Confidence. It’s something that I really thought a lot about last week. There women really exuded an air of confidence. Now I know that everyone has their insecurities, but for the most part they were all so secure. Because of this, there was no bitches, or divas, or other nasty women. Everyone was so nice to each other and supportive and encouraging all week long. When one of us had success, we all cheered for them and praised them. Instead of competing and putting each other down with backhanded comments, we supported each other and praised each other for being so kick ass awesome. REFRESHING!!! I’ve decided these are the kind of people I need to have in my life. Confident, supportive people. People who will raise me up, not tear me down. People who I can learn from and look up to. People with a loving spirit. And in no way were they ever judgmental. For being with a group of all very conservative women, they were some of the most open minded people I’ve met.

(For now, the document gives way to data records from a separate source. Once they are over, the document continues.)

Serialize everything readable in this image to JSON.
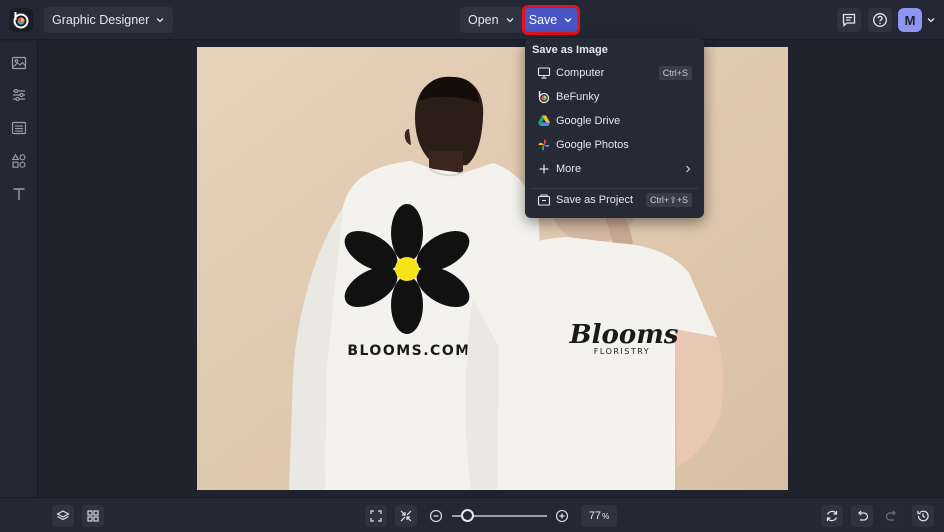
{
  "topbar": {
    "app_mode": "Graphic Designer",
    "open_label": "Open",
    "save_label": "Save",
    "avatar_initial": "M"
  },
  "save_menu": {
    "heading": "Save as Image",
    "items": [
      {
        "label": "Computer",
        "shortcut": "Ctrl+S",
        "icon": "computer-icon"
      },
      {
        "label": "BeFunky",
        "icon": "befunky-icon"
      },
      {
        "label": "Google Drive",
        "icon": "google-drive-icon"
      },
      {
        "label": "Google Photos",
        "icon": "google-photos-icon"
      },
      {
        "label": "More",
        "icon": "plus-icon"
      }
    ],
    "project": {
      "label": "Save as Project",
      "shortcut": "Ctrl+⇧+S",
      "icon": "project-icon"
    }
  },
  "canvas": {
    "shirt_text_left": "BLOOMS.COM",
    "shirt_logo_script": "Blooms",
    "shirt_logo_sub": "FLORISTRY"
  },
  "bottombar": {
    "zoom_value": "77",
    "zoom_unit": "%"
  },
  "colors": {
    "accent": "#4a55c4",
    "highlight": "#e0141b",
    "avatar": "#8f95f3",
    "background": "#20232d"
  }
}
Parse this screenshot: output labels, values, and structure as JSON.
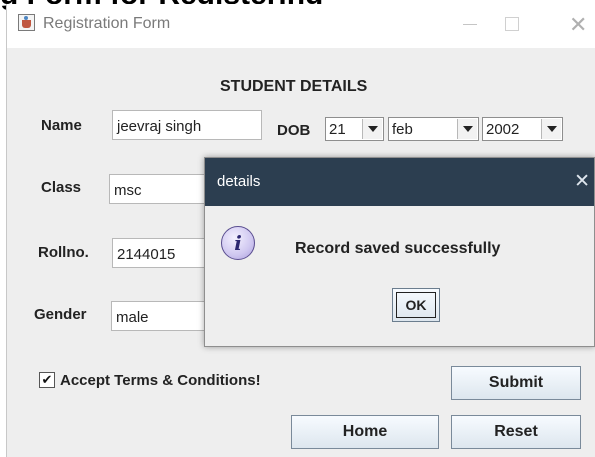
{
  "window": {
    "title": "Registration Form"
  },
  "form": {
    "heading": "STUDENT DETAILS",
    "name_label": "Name",
    "name_value": "jeevraj singh",
    "dob_label": "DOB",
    "dob_day": "21",
    "dob_month": "feb",
    "dob_year": "2002",
    "class_label": "Class",
    "class_value": "msc",
    "rollno_label": "Rollno.",
    "rollno_value": "2144015",
    "gender_label": "Gender",
    "gender_value": "male",
    "terms_label": "Accept Terms & Conditions!",
    "terms_checked": true,
    "submit_label": "Submit",
    "home_label": "Home",
    "reset_label": "Reset"
  },
  "dialog": {
    "title": "details",
    "message": "Record saved successfully",
    "ok_label": "OK",
    "icon": "info-icon"
  },
  "colors": {
    "dialog_titlebar": "#2c3e50",
    "window_bg": "#eeeeee"
  }
}
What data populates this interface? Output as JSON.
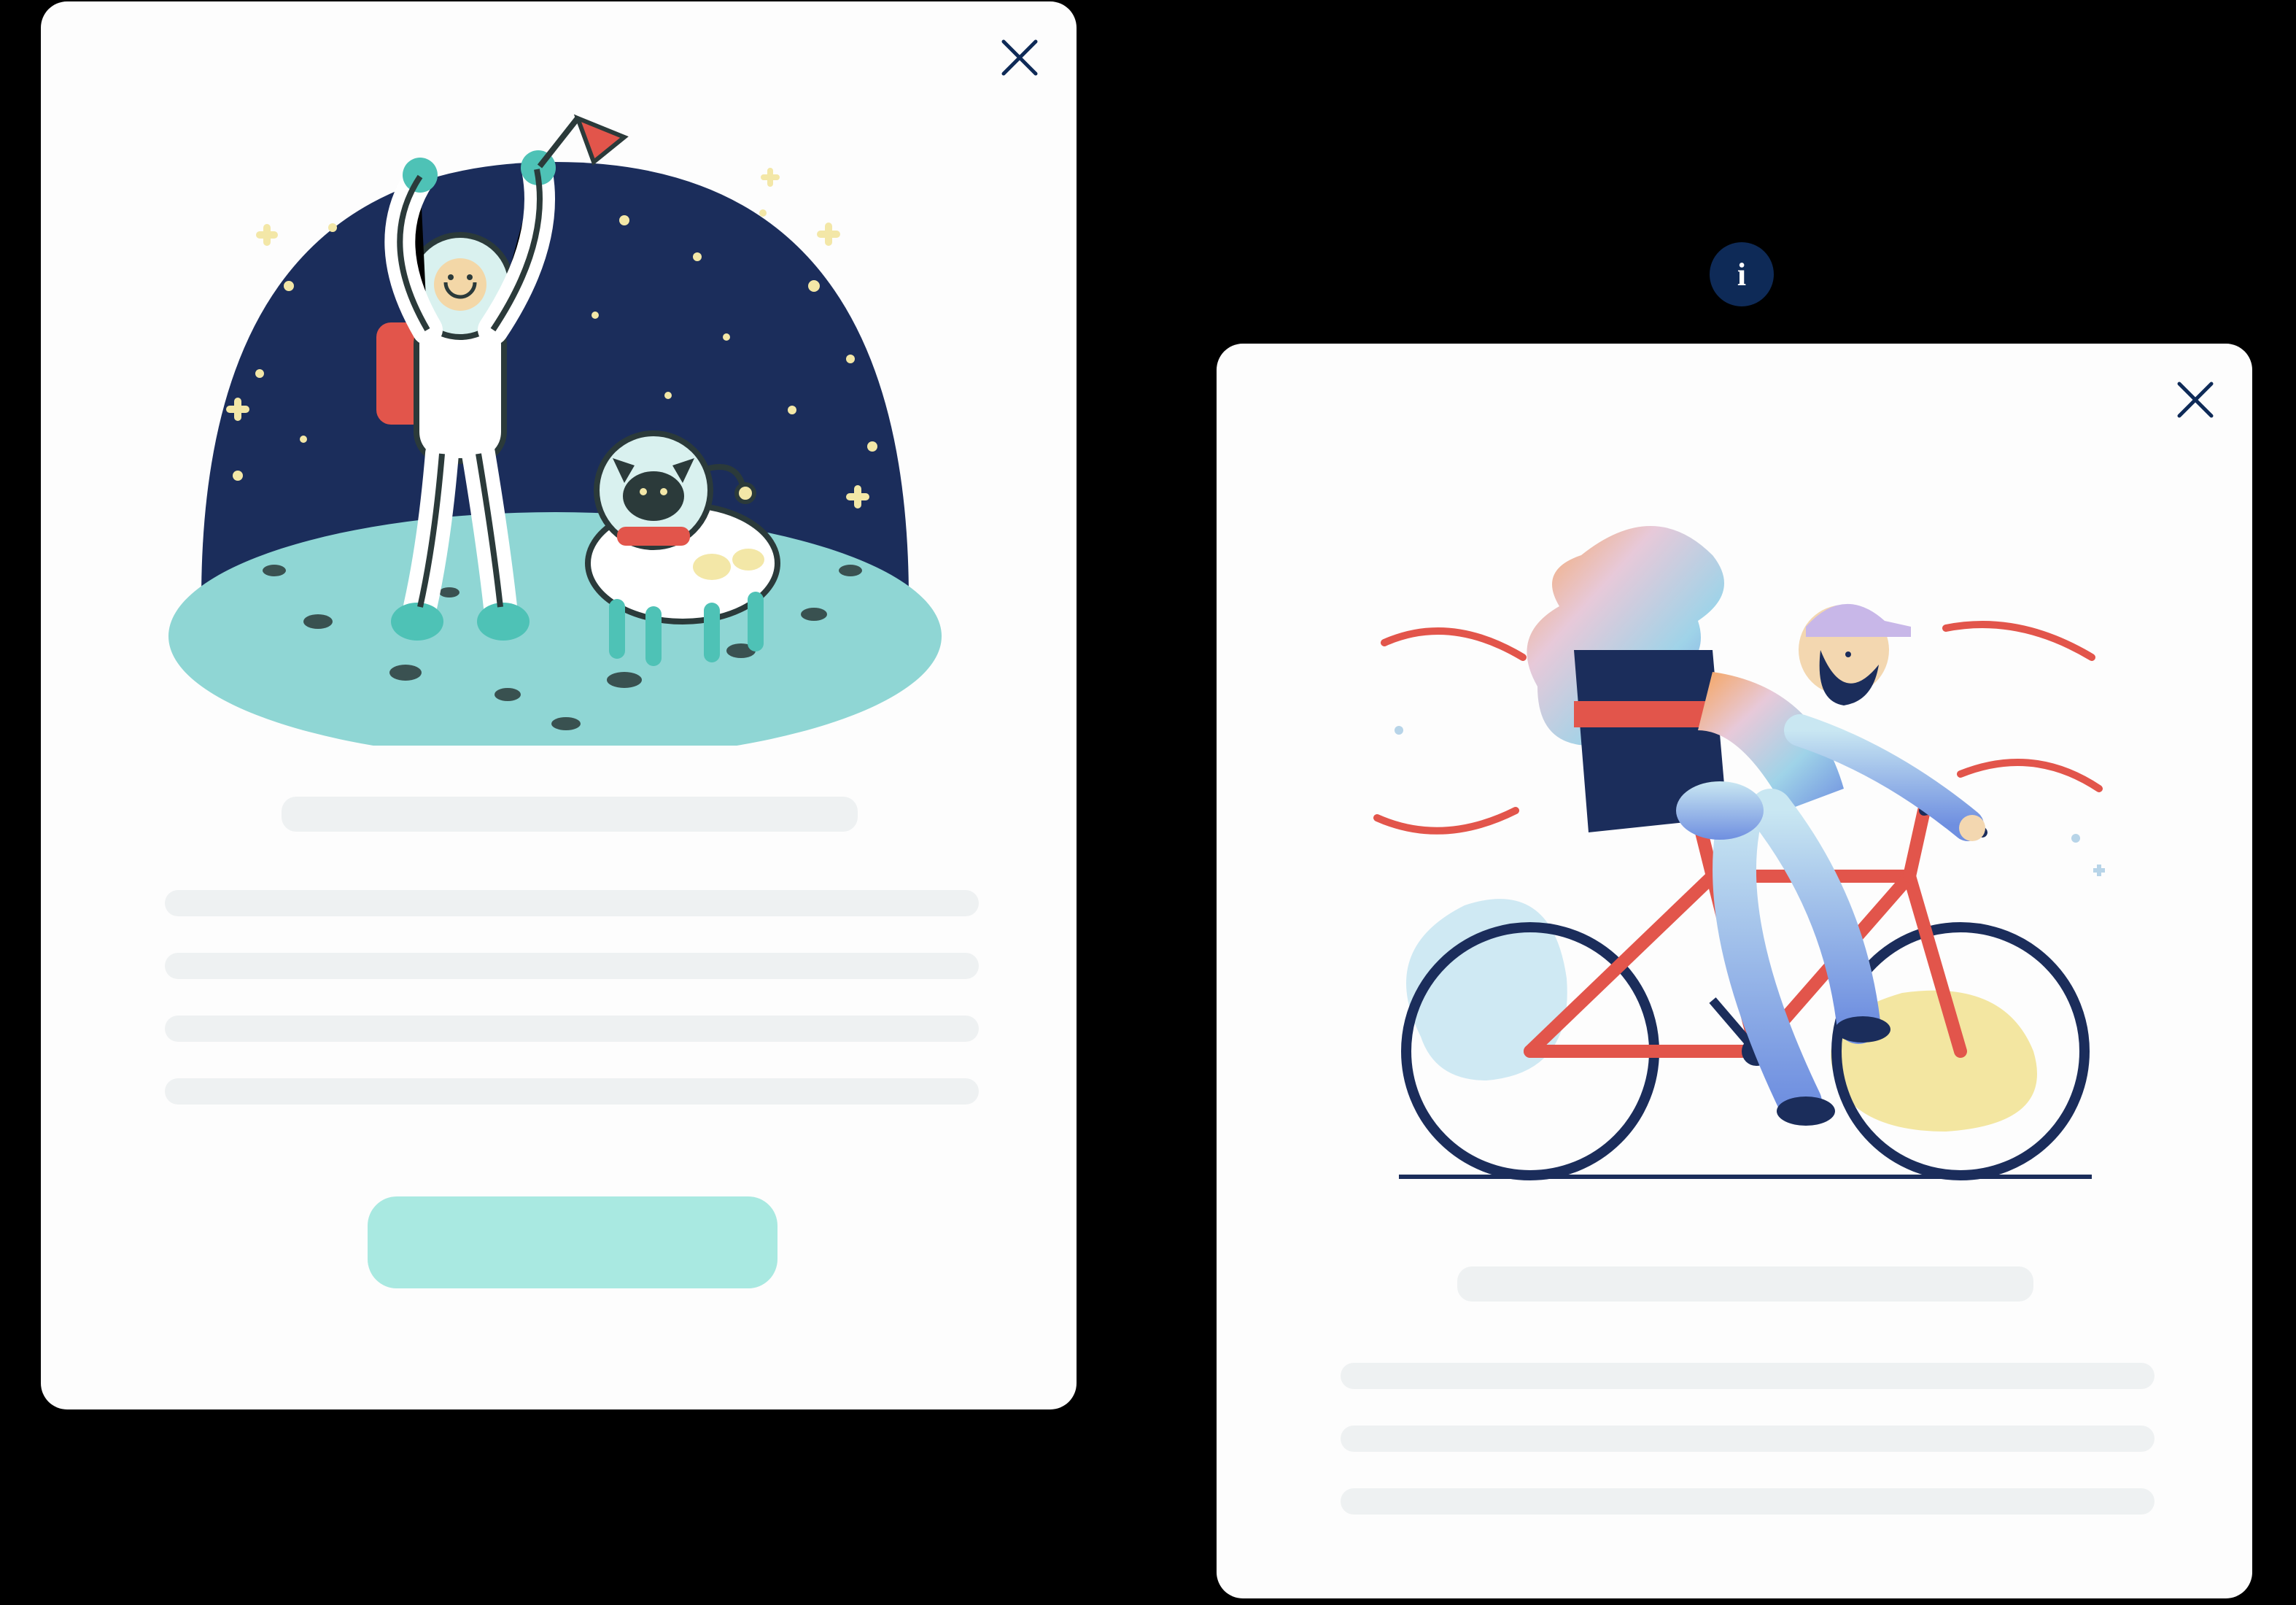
{
  "colors": {
    "accent": "#A9E9E1",
    "dark_navy": "#0E2A57",
    "skeleton": "#eef1f2",
    "card_bg": "#fdfdfd"
  },
  "info_badge": {
    "label": "i"
  },
  "modal_left": {
    "close_label": "Close",
    "illustration": "astronaut-with-flag-and-cat-on-moon",
    "title_placeholder": "",
    "body_lines": [
      "",
      "",
      "",
      ""
    ],
    "cta_label": ""
  },
  "modal_right": {
    "close_label": "Close",
    "illustration": "courier-riding-bicycle-with-backpack",
    "title_placeholder": "",
    "body_lines": [
      "",
      "",
      ""
    ]
  }
}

I also learned that I need to be more independent. I’m so stinking proud of myself for going through with all of this. When you step outside the box, you never know what you are going to find. I found things I never even dreamed that I would. I found 3 girl friends who I spent the week with. I was alone the first night and an older woman walked in. I asked if she was with the women’s groups and she said yes. We had dinner together that night and every meal after that. The first day we picked up two more ladies. The four of us were inseparable. It was more than I dreamed of. I was just hoping that people didn’t think I was a complete weirdo. But they actually loved me and became the best of friends. Thank you R, M, and M for being truly amazing. I love you lots!

I’ve been truly blessed to have had this week of girl time. It gives me hope that I can have women friends who are like me and will like me for who I am. I need to move forward keeping this attitude and start doing things I’m passionate about. I need to call the lady back from the rape crisis hotline and I need to get myself to a shooting range or course once a week. These are my goals and I plan on sticking to them.